One of the confusing aspects of Internet operation is the difference between the types of providers and the types of peering. There are three primary types of peering, and three primary types of services service providers actually provide. The figure below illustrates the three different kinds of peering.
One provider can agree to provide transit for another provider. In this case, one provider is agreeing to transit (or carry) traffic from the other provider to its peers. In this type of relationship, one provider pays the other based (called settlement) based on the amount of traffic carried (not the link size!). While transit peering relationships are normally used by providers closer to the edge of the Internet to reach closer to the core, and is used by providers selling customers Internet access (or other services). Transit peering arrangements normally assume both providers are actually transiting traffic among multiple autonomous systems.

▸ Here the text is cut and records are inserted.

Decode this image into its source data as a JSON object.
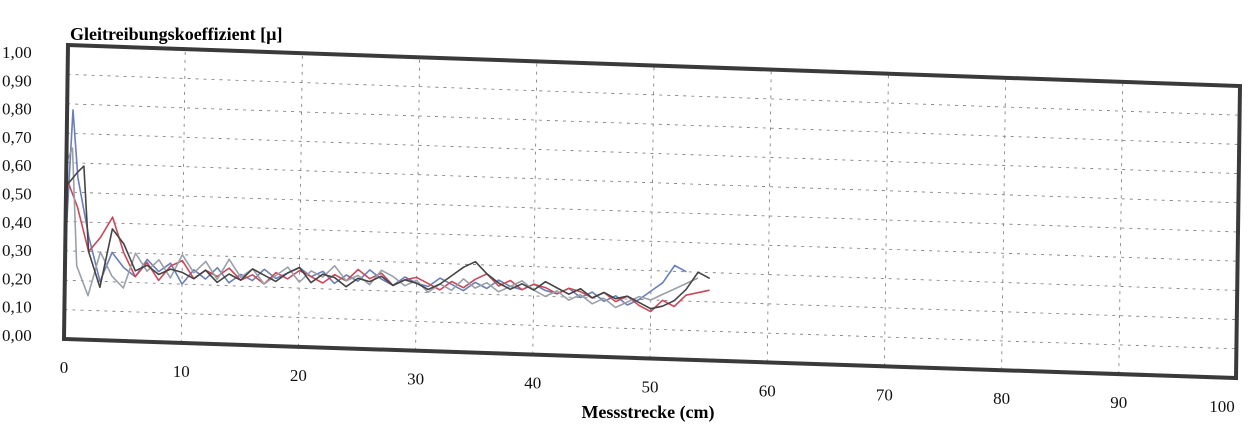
{
  "chart_data": {
    "type": "line",
    "title": "Gleitreibungskoeffizient [µ]",
    "xlabel": "Messstrecke (cm)",
    "ylabel": "",
    "xlim": [
      0,
      100
    ],
    "ylim": [
      0,
      1
    ],
    "x_ticks": [
      "0",
      "10",
      "20",
      "30",
      "40",
      "50",
      "60",
      "70",
      "80",
      "90",
      "100"
    ],
    "y_ticks": [
      "0,00",
      "0,10",
      "0,20",
      "0,30",
      "0,40",
      "0,50",
      "0,60",
      "0,70",
      "0,80",
      "0,90",
      "1,00"
    ],
    "grid": true,
    "series": [
      {
        "color": "#6a7fb8",
        "points": [
          [
            0,
            0.3
          ],
          [
            0.5,
            0.78
          ],
          [
            1,
            0.55
          ],
          [
            2,
            0.35
          ],
          [
            3,
            0.2
          ],
          [
            4,
            0.3
          ],
          [
            5,
            0.25
          ],
          [
            6,
            0.22
          ],
          [
            7,
            0.28
          ],
          [
            8,
            0.24
          ],
          [
            9,
            0.27
          ],
          [
            10,
            0.2
          ],
          [
            11,
            0.25
          ],
          [
            12,
            0.22
          ],
          [
            13,
            0.26
          ],
          [
            14,
            0.21
          ],
          [
            15,
            0.24
          ],
          [
            16,
            0.22
          ],
          [
            17,
            0.26
          ],
          [
            18,
            0.23
          ],
          [
            19,
            0.25
          ],
          [
            20,
            0.27
          ],
          [
            21,
            0.24
          ],
          [
            22,
            0.26
          ],
          [
            23,
            0.22
          ],
          [
            24,
            0.25
          ],
          [
            25,
            0.23
          ],
          [
            26,
            0.27
          ],
          [
            27,
            0.24
          ],
          [
            28,
            0.22
          ],
          [
            29,
            0.25
          ],
          [
            30,
            0.23
          ],
          [
            31,
            0.22
          ],
          [
            32,
            0.25
          ],
          [
            33,
            0.23
          ],
          [
            34,
            0.21
          ],
          [
            35,
            0.24
          ],
          [
            36,
            0.22
          ],
          [
            37,
            0.25
          ],
          [
            38,
            0.23
          ],
          [
            39,
            0.22
          ],
          [
            40,
            0.24
          ],
          [
            41,
            0.22
          ],
          [
            42,
            0.21
          ],
          [
            43,
            0.23
          ],
          [
            44,
            0.2
          ],
          [
            45,
            0.22
          ],
          [
            46,
            0.19
          ],
          [
            47,
            0.21
          ],
          [
            48,
            0.18
          ],
          [
            49,
            0.2
          ],
          [
            50,
            0.23
          ],
          [
            51,
            0.26
          ],
          [
            52,
            0.32
          ],
          [
            53,
            0.3
          ]
        ]
      },
      {
        "color": "#c84a5a",
        "points": [
          [
            0,
            0.55
          ],
          [
            0.5,
            0.5
          ],
          [
            1,
            0.45
          ],
          [
            2,
            0.3
          ],
          [
            3,
            0.35
          ],
          [
            4,
            0.42
          ],
          [
            5,
            0.3
          ],
          [
            6,
            0.22
          ],
          [
            7,
            0.27
          ],
          [
            8,
            0.21
          ],
          [
            9,
            0.26
          ],
          [
            10,
            0.28
          ],
          [
            11,
            0.22
          ],
          [
            12,
            0.25
          ],
          [
            13,
            0.23
          ],
          [
            14,
            0.26
          ],
          [
            15,
            0.22
          ],
          [
            16,
            0.24
          ],
          [
            17,
            0.21
          ],
          [
            18,
            0.25
          ],
          [
            19,
            0.23
          ],
          [
            20,
            0.26
          ],
          [
            21,
            0.24
          ],
          [
            22,
            0.22
          ],
          [
            23,
            0.25
          ],
          [
            24,
            0.23
          ],
          [
            25,
            0.27
          ],
          [
            26,
            0.24
          ],
          [
            27,
            0.26
          ],
          [
            28,
            0.22
          ],
          [
            29,
            0.24
          ],
          [
            30,
            0.25
          ],
          [
            31,
            0.23
          ],
          [
            32,
            0.21
          ],
          [
            33,
            0.24
          ],
          [
            34,
            0.22
          ],
          [
            35,
            0.25
          ],
          [
            36,
            0.27
          ],
          [
            37,
            0.23
          ],
          [
            38,
            0.25
          ],
          [
            39,
            0.22
          ],
          [
            40,
            0.24
          ],
          [
            41,
            0.23
          ],
          [
            42,
            0.21
          ],
          [
            43,
            0.23
          ],
          [
            44,
            0.22
          ],
          [
            45,
            0.2
          ],
          [
            46,
            0.22
          ],
          [
            47,
            0.19
          ],
          [
            48,
            0.21
          ],
          [
            49,
            0.18
          ],
          [
            50,
            0.16
          ],
          [
            51,
            0.2
          ],
          [
            52,
            0.18
          ],
          [
            53,
            0.22
          ],
          [
            54,
            0.23
          ],
          [
            55,
            0.24
          ]
        ]
      },
      {
        "color": "#9aa0a8",
        "points": [
          [
            0,
            0.6
          ],
          [
            0.5,
            0.65
          ],
          [
            1,
            0.25
          ],
          [
            2,
            0.15
          ],
          [
            3,
            0.3
          ],
          [
            4,
            0.22
          ],
          [
            5,
            0.18
          ],
          [
            6,
            0.3
          ],
          [
            7,
            0.24
          ],
          [
            8,
            0.28
          ],
          [
            9,
            0.22
          ],
          [
            10,
            0.3
          ],
          [
            11,
            0.24
          ],
          [
            12,
            0.28
          ],
          [
            13,
            0.22
          ],
          [
            14,
            0.29
          ],
          [
            15,
            0.23
          ],
          [
            16,
            0.26
          ],
          [
            17,
            0.21
          ],
          [
            18,
            0.24
          ],
          [
            19,
            0.27
          ],
          [
            20,
            0.22
          ],
          [
            21,
            0.26
          ],
          [
            22,
            0.24
          ],
          [
            23,
            0.28
          ],
          [
            24,
            0.23
          ],
          [
            25,
            0.25
          ],
          [
            26,
            0.22
          ],
          [
            27,
            0.27
          ],
          [
            28,
            0.25
          ],
          [
            29,
            0.22
          ],
          [
            30,
            0.24
          ],
          [
            31,
            0.2
          ],
          [
            32,
            0.23
          ],
          [
            33,
            0.21
          ],
          [
            34,
            0.25
          ],
          [
            35,
            0.22
          ],
          [
            36,
            0.24
          ],
          [
            37,
            0.21
          ],
          [
            38,
            0.23
          ],
          [
            39,
            0.25
          ],
          [
            40,
            0.22
          ],
          [
            41,
            0.2
          ],
          [
            42,
            0.22
          ],
          [
            43,
            0.19
          ],
          [
            44,
            0.21
          ],
          [
            45,
            0.18
          ],
          [
            46,
            0.2
          ],
          [
            47,
            0.17
          ],
          [
            48,
            0.19
          ],
          [
            49,
            0.21
          ],
          [
            50,
            0.2
          ],
          [
            51,
            0.22
          ],
          [
            52,
            0.24
          ],
          [
            53,
            0.26
          ],
          [
            54,
            0.28
          ]
        ]
      },
      {
        "color": "#444444",
        "points": [
          [
            0,
            0.52
          ],
          [
            1,
            0.57
          ],
          [
            1.5,
            0.59
          ],
          [
            2,
            0.3
          ],
          [
            3,
            0.18
          ],
          [
            4,
            0.38
          ],
          [
            5,
            0.33
          ],
          [
            6,
            0.24
          ],
          [
            7,
            0.26
          ],
          [
            8,
            0.23
          ],
          [
            9,
            0.25
          ],
          [
            10,
            0.24
          ],
          [
            11,
            0.22
          ],
          [
            12,
            0.25
          ],
          [
            13,
            0.21
          ],
          [
            14,
            0.24
          ],
          [
            15,
            0.22
          ],
          [
            16,
            0.26
          ],
          [
            17,
            0.24
          ],
          [
            18,
            0.22
          ],
          [
            19,
            0.25
          ],
          [
            20,
            0.27
          ],
          [
            21,
            0.22
          ],
          [
            22,
            0.25
          ],
          [
            23,
            0.24
          ],
          [
            24,
            0.21
          ],
          [
            25,
            0.24
          ],
          [
            26,
            0.23
          ],
          [
            27,
            0.25
          ],
          [
            28,
            0.22
          ],
          [
            29,
            0.24
          ],
          [
            30,
            0.23
          ],
          [
            31,
            0.21
          ],
          [
            32,
            0.23
          ],
          [
            33,
            0.26
          ],
          [
            34,
            0.29
          ],
          [
            35,
            0.31
          ],
          [
            36,
            0.27
          ],
          [
            37,
            0.24
          ],
          [
            38,
            0.22
          ],
          [
            39,
            0.24
          ],
          [
            40,
            0.22
          ],
          [
            41,
            0.25
          ],
          [
            42,
            0.23
          ],
          [
            43,
            0.21
          ],
          [
            44,
            0.23
          ],
          [
            45,
            0.2
          ],
          [
            46,
            0.22
          ],
          [
            47,
            0.2
          ],
          [
            48,
            0.21
          ],
          [
            49,
            0.19
          ],
          [
            50,
            0.17
          ],
          [
            51,
            0.18
          ],
          [
            52,
            0.2
          ],
          [
            53,
            0.24
          ],
          [
            54,
            0.3
          ],
          [
            55,
            0.28
          ]
        ]
      }
    ]
  }
}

The second most common type of peering is provider to customer. While this might seem similar to transit peering, it is actually a completely different thing altogether. In provider to customer peering, the customer generally pays the provider based on the connection speed (although there are many situations, such as mobile providers, where customers are charged based on utilization, like in a transit peering relationship). It’s also assumed that customers are “valley free,” which means they are not transiting traffic between other autonomous systems; traffic can be sourced or sink’d in a customer network, but should never pass through the customer network from one provider to another.
Finally, there is settlement free peering. This is similar to transit peering — except it assumes the traffic flow in both directions is about the same (in terms of actual usage). There is no payment (settlement) between providers who are in a settlement free peering relationship. Settlement free peering is normally entered into by two providers who both believe they are providing better service for their customers through the peering arrangement, while not giving any competitive advantage to their peer.
This might seem to be very clear — every type of peering has it’s own definition, and it’s own set of rules. In the real world, things are quite a bit messier than this. As the traffic flow between two large providers can change from day to day, there may be some days where no settlement is charged, others where one provider is charged, and still others where the other provider is charged. Is this a settlement free or transit peering relationship? It all depends on the day… Or what about large scale content providers — do they always have provider/customer relationships with other providers? No, not really — in fact, some content providers have enough leverage to insist on settlement free peering in most places, or even to charge for caching and other services to optimize a peer’s network.
And what about a large enterprise network that actually carries traffic from vendors and guests through their network (autonomous system) to an upstream provider? Is this enterprise a transit provider, a customer — or a little of both? As you dive into the routing ecosystem, you find a lot of situations where the lines are blurred, and answers aren’t easy to find. Don’t let it dissuade you, though; start with the easy cases, and let the more difficult cases clear up over time.